— И все же такие, как Эверет, считали римскую традицию поклонения Богу более приемлемой, — заявил Джек.
— Согласен. — Морган слегка кивнул. — По письмам понятно, что до самой смерти он относил себя к последователям Пелагия. Многие из его теологических взглядов католические пуристы назвали бы ересью. Но римская литургия, ритуалы церковной службы и прежде всего музыка приносили ему глубокое духовное удовлетворение.
— Ничего себе! Вчера в Лондоне Джереми рассуждал о том, что сэру Кристоферу Рену не хватал красоты древних ритуалов, — тихо добавил Костас. — И, будучи православным греком, я его прекрасно понимаю!
— Для Эверета это тоже имело огромное значение, но его истинная вера осталась непоколебима.
— К тому же современные силы инквизиции было далеки от калифорнийской долины, — добавил Джек.
— Видимо, он все же действовал по плану. Эверет приехал сюда, чтобы сберечь то, что должен был охранять. Он перебрался в страну, дарящую религиозную свободу, — прибежище для всех христианских сект. — Тем не менее ему приходилось осторожничать, нужно было время и место, чтобы раскрыть тайну, найти преемника.

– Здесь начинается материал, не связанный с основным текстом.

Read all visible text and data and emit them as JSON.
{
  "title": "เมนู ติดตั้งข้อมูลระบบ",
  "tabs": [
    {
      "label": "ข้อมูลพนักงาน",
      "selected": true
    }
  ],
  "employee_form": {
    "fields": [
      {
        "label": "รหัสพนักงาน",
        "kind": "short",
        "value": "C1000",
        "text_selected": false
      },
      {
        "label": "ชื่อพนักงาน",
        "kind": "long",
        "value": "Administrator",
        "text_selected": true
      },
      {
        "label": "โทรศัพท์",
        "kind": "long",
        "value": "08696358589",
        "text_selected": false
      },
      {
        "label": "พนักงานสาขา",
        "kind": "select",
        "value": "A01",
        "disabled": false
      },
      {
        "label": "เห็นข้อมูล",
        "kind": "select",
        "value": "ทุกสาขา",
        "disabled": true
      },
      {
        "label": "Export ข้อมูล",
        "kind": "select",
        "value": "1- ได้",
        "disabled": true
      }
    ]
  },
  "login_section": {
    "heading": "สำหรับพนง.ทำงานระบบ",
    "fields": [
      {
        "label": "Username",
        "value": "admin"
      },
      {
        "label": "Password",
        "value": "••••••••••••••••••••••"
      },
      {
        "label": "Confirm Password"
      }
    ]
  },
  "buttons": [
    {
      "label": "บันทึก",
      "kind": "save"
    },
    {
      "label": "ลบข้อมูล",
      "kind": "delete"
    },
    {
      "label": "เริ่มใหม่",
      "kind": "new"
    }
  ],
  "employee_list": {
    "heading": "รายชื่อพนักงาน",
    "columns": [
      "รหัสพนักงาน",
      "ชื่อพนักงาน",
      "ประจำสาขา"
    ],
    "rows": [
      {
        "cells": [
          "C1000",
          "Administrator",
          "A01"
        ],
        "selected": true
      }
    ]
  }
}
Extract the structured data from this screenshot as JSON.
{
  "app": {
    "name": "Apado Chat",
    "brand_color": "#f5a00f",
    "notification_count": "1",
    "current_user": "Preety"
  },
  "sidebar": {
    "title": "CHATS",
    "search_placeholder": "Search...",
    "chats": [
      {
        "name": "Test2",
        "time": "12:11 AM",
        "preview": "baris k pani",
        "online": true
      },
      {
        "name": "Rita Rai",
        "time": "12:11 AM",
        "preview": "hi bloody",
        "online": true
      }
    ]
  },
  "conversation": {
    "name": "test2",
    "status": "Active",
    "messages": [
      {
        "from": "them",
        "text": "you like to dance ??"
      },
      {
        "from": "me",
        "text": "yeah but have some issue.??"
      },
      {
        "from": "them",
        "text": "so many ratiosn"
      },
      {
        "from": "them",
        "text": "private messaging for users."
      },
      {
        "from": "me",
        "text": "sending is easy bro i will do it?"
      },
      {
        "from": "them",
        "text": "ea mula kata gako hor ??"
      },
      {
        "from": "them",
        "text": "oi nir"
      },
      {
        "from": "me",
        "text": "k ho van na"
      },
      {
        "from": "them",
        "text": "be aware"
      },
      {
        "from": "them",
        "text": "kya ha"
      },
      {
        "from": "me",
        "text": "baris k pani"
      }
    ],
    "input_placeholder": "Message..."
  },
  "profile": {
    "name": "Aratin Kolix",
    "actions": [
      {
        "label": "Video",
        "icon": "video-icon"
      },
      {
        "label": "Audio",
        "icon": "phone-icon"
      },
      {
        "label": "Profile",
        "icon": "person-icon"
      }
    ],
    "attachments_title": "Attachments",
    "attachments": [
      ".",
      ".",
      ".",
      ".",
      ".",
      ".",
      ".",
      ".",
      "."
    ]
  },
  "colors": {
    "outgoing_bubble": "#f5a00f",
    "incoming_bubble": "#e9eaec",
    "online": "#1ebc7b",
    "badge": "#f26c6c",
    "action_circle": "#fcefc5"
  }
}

— Значит, Эверет приехал сюда в 1912 году, — задумчиво произнес Костас.
Морган, кивнув, добавил:
— Он приплыл в Нью-Йорк, получил американское гражданство и отправился на Запад. После рассказа Джереми я понимаю, какой силой воли должен был обладать этот человек, чтобы сохранить уникальное сокровище, причем не из личных соображений, а ради всего человечества, ради будущих поколений. Убедившись, что дети получат образование, он решился на величайшую жертву, ан какую только способен отец, — уехал, понимая, что вряд ли когда-нибудь снова увидит своих отпрысков.
— Надеюсь, жертвы оказались не напрасны, — сказал Костас.
— Это нам и предстоит выяснить! — воскликнул Джек, а потом обратился к Моргану: — Что еще вы можете рассказать о жизни Эверета, что могло бы помочь нам в поиске?
Подумав, Морган ответил:
— Август 1914 года. Европа разрывается от терзаний. Великобритания мобилизуется. Начало Первой мировой войны.
— Он воевал?! — удивился Костас.
— За глупостью и ужасами войны многие забыли, что вначале люди верили, что это справедливая война, война со злом. Эверет полагал, что обязан пойти на фронт. Уинстон Черчилль писал о таких людях, как Эверет. — Морган немного откинулся назад, чтобы прочитать подпись под портретом в рамке на стене, на котором был изображен молодой человек в военной форме: «Придя по собственной воле, без национального призыва или обязательства, незнакомец из-за океана готов сражаться и умереть в рядах нашей армии. Он вправе отдать должное нашей благородной цели, имеющей исключительную ценность. Он понимает, что стараний отдельных стран недостаточно, большее значение приобретает международное сотрудничество, которое сейчас должно быть реализовано только военным путем». — Морган выдержал паузу. — На портрете друг Черчилля — лейтенант Харви Баттерс, американец. Служил в полевой артиллерии. Погиб в 1916 году на реке Сомма. Жан-Поль Гетти восхищался такими людьми — американцами, добровольцами сражавшимися с немецким империализмом до того, как Соединенные Штаты вступили в войну.